Additionally a cross platform toolkit would be preferable over a single platform toolkit. However if it must be a single platform toolkit then I would prefer it be for Linux.
Finally, I would DRAMATICALLY prefer an open source toolkit to a closed source toolkit.
Beyond that I cannot think of anything to add. Thank you in advance for your time and answers.
Hmmm based on the answers I shall look at both Qt and wxWidgets and see which appeals to me more. I with I could accept multiple answers as accepted but I can't, and since I am looking at two things it would be unfair to only accept one of the answers, perhaps in a week or two then I have looked at the toolkits and figured out which I want to use.
For C++, in my opinion, Qt is the least frustrating and most fully featured toolkit. Its also fully cross platform. Note that Qt will be LGPL licensed some time in March 2009, when version 4.5 becomes available. Currently, its only offered in a GPL and commercial license version.
Qt's GUI designer is good. It has lots of utility functions (scene graph library, translation support, built-in Javascript engine, built-in WebKit library). Via the MOC (a special pre-compiler) it also brings a few run-time binding capabilities and introspection to C++.
For your technical application, you might find that Qwt (http://qwt.sourceforge.net/) provides what you need. It is built upon Qt.
Qt can even be used "headless" if you want its utility support (such as networking, etc) without a GUI.
The other cross platform C++ option is wxWidgets, which is usable but not really comparable to Qt. Its a much lower level toolkit, and isn't as easy to use or fully rounded. Gtkmm is another option, in the spirit of GTK+.
Try WxWidgets. Cross platform (compile on Linux, Mac OS X, and Windows) and widely accepted.
http://www.wxwidgets.org/
Open Source too!
I see nobody commented on GTKmm. It is the C++ incarnation of GTK+, and it is a real pleasure to use. I have also used Qt, but I don't like the messy signal/connect code, the moc_XXX generated files, etc. GTKmm has signals and such, but not that preprocessing step, as well as almost all of the Qt toolkit can offer in the graphics arena.

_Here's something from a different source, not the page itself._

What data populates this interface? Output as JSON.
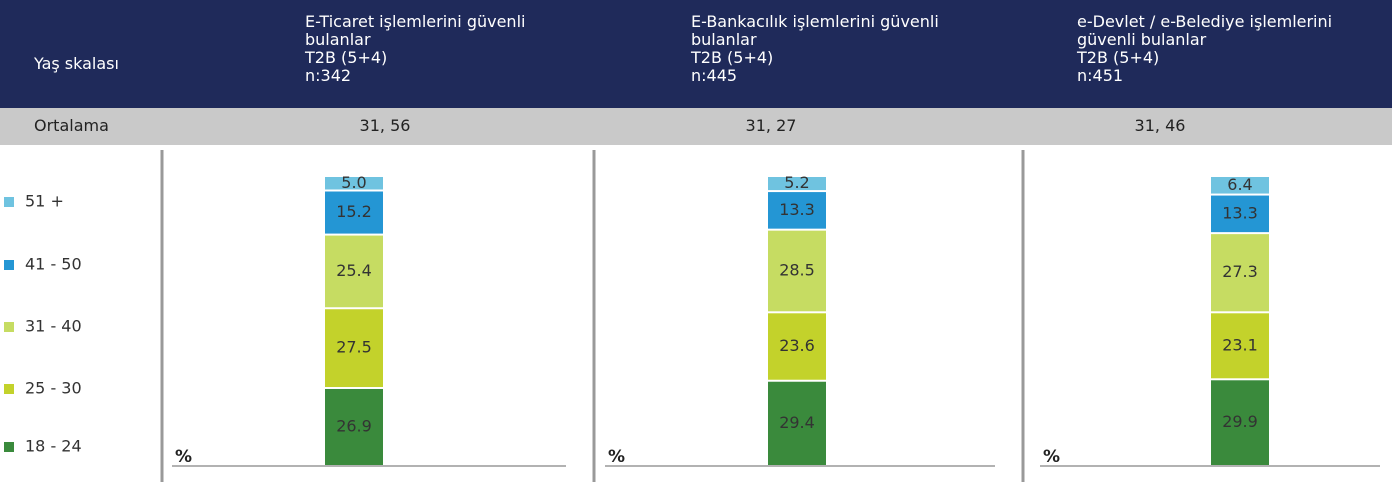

I'd say it depends on whether or not you want the native Look and Feel of the OSes you're targeting for your application. Qt, like said earlier, is probably the easiest of the cross platform toolkits to use, however it is its own widget set. You don't get a native app look & feel unless you happen to be running on KDE.

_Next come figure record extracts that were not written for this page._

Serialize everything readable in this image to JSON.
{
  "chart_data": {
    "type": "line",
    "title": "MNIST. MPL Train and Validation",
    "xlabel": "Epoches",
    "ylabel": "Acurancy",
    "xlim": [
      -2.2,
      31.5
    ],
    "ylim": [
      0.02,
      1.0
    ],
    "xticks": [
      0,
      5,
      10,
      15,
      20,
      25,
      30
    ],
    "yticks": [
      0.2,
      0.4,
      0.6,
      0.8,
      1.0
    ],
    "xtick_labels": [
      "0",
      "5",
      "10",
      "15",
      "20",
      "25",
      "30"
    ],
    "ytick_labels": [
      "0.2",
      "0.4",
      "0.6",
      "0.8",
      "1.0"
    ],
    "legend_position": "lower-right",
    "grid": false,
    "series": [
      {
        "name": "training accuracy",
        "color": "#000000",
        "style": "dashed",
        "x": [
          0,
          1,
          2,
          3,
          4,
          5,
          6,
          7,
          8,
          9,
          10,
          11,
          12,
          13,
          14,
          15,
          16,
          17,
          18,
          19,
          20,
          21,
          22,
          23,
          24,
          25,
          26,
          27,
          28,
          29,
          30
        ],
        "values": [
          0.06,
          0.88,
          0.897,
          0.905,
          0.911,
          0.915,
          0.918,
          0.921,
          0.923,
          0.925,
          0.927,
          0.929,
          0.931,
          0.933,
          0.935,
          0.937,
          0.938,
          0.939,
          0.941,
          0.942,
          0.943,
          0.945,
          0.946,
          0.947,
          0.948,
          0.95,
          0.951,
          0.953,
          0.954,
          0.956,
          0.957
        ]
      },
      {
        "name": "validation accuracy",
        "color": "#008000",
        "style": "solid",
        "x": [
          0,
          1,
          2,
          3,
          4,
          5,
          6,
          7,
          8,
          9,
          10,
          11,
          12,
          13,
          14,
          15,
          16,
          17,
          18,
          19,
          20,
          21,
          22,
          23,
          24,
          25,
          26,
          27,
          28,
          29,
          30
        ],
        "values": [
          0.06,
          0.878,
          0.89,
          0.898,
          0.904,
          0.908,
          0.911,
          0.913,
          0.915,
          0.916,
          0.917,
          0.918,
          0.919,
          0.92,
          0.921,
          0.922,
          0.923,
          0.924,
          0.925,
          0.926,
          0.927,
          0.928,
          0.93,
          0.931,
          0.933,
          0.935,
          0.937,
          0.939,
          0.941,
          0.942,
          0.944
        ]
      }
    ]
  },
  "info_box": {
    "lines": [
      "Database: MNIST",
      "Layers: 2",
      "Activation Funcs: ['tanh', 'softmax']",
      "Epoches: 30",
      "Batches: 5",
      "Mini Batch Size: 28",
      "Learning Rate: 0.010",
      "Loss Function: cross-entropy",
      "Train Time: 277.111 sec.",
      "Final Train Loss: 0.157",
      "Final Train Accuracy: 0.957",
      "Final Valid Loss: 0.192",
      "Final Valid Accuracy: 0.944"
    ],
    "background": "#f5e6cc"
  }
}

I use wxWidgets at work. It can be frustrating at times and in some places not very polished, but it does give the native look and feel for the platforms you're targeting. It actually wraps the native UI controls to give them a common API on all platforms that wxWidgets is ported to.

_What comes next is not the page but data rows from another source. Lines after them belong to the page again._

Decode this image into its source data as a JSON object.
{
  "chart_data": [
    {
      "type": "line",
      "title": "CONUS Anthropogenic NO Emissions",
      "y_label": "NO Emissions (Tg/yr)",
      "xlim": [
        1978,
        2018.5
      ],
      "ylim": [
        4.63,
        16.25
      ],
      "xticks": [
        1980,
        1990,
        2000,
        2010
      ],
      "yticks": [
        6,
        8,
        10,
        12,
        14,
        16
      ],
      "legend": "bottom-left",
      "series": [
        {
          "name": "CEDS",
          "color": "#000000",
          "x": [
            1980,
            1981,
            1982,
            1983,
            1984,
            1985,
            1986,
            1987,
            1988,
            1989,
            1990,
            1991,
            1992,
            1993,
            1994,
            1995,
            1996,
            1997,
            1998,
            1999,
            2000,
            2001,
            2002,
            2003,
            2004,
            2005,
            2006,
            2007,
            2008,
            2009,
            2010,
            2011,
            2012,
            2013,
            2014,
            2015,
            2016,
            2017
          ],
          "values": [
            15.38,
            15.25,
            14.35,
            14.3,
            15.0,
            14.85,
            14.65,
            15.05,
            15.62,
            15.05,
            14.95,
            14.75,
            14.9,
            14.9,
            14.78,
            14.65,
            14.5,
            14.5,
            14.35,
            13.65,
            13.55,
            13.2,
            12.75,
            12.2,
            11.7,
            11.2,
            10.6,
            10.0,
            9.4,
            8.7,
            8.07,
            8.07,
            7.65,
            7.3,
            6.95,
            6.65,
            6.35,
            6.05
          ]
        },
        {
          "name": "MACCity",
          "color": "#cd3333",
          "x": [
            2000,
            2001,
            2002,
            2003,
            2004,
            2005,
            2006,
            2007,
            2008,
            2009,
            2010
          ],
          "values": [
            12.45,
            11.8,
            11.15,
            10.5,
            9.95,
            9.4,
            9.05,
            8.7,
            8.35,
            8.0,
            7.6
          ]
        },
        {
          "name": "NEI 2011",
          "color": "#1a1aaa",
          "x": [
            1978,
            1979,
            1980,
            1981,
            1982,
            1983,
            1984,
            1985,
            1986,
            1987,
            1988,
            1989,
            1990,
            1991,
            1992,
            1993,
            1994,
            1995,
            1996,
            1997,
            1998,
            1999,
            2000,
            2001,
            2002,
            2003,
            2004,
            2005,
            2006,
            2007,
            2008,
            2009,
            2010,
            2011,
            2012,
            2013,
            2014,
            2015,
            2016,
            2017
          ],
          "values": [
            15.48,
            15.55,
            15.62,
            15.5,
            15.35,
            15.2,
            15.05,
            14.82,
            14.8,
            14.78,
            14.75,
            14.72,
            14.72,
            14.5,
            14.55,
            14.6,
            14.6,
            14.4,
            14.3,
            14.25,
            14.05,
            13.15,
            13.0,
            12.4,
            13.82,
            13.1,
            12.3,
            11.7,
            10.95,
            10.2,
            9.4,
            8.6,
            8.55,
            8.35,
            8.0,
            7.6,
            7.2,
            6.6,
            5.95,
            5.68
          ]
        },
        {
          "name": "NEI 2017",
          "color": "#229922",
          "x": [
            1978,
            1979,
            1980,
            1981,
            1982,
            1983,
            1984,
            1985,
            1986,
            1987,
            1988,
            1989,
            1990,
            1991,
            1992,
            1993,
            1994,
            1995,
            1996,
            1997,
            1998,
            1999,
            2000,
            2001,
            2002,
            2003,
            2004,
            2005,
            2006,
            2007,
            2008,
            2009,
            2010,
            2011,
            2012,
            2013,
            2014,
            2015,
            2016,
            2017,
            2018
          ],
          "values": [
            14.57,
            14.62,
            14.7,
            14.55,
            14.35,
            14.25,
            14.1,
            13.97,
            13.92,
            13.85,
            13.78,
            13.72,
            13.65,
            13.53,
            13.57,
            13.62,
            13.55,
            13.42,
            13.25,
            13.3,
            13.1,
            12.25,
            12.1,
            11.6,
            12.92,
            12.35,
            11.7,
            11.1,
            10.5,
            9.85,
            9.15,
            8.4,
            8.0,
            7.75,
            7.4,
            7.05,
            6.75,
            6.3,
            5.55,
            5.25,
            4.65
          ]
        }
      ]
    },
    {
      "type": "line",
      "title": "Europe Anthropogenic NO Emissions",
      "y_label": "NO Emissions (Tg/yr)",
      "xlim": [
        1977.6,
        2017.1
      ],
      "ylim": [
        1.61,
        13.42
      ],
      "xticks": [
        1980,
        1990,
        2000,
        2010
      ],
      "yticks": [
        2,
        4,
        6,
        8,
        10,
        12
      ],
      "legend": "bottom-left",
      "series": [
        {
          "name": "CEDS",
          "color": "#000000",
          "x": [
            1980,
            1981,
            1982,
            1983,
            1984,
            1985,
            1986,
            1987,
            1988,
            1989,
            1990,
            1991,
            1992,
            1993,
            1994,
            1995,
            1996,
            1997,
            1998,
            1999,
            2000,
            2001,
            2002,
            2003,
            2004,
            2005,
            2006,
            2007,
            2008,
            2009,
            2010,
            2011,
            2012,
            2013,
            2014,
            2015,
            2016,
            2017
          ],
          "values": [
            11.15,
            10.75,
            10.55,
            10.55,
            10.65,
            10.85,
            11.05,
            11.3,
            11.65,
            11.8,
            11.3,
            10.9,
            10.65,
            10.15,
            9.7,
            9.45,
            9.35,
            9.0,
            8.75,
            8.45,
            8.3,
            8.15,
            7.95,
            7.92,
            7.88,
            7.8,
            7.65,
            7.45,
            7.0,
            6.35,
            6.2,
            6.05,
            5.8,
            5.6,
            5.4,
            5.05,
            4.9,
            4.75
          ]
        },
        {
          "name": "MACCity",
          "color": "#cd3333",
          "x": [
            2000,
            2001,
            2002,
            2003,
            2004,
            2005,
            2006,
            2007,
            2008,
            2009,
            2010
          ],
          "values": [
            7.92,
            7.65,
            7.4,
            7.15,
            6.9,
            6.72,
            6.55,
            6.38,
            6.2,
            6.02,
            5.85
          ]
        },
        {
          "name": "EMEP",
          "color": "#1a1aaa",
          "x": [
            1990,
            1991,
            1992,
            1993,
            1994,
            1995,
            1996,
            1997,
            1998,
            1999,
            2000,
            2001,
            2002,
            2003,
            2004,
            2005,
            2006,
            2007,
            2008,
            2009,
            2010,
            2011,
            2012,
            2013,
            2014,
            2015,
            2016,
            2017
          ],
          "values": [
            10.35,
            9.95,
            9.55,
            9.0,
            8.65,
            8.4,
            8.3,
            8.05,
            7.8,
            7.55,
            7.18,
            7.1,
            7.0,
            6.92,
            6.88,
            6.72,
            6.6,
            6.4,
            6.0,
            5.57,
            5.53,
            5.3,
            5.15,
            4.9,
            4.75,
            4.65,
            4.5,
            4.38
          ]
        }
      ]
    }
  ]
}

I had the same question and searched for good GUI toolkits.
At the end I found out, that a GUI toolkit isn't enough - I need a complete platform independent solution providing me the build environment, IDE integration and lower level functions like network sockets and file I/O.
My result? Since nearly 9 years I use Qt (but the first years only for GUI stuff) - now I have highly complex networking apps with load balancing, massive multithreading and image processing.
You can use Qt as commercial user with professional support (like me) or just start your own projects under GPL and with 4.5 with LGPL (which allows commercial use).
The other alternatives like wxWidgets and GTK++ are very good choices for GUI programming.
But if you want a well documented and complete solution, then Qt is your choice.
Best Regards,
3DH
I'd also recommend wxWidgets together with DialogBlocks, which is a really nice visual GUI builder.
I will say that wxWidgets has a few rough edges, but the development community is very active and extremely responsive to bug reports / questions / contributions.
I use wxWidgets(toolkit) + wxFormBuilder(gui-designer) + eclipse(ide).
All tools are cross-platform and free.
Qt. Also you can use KDE which is built on top of Qt.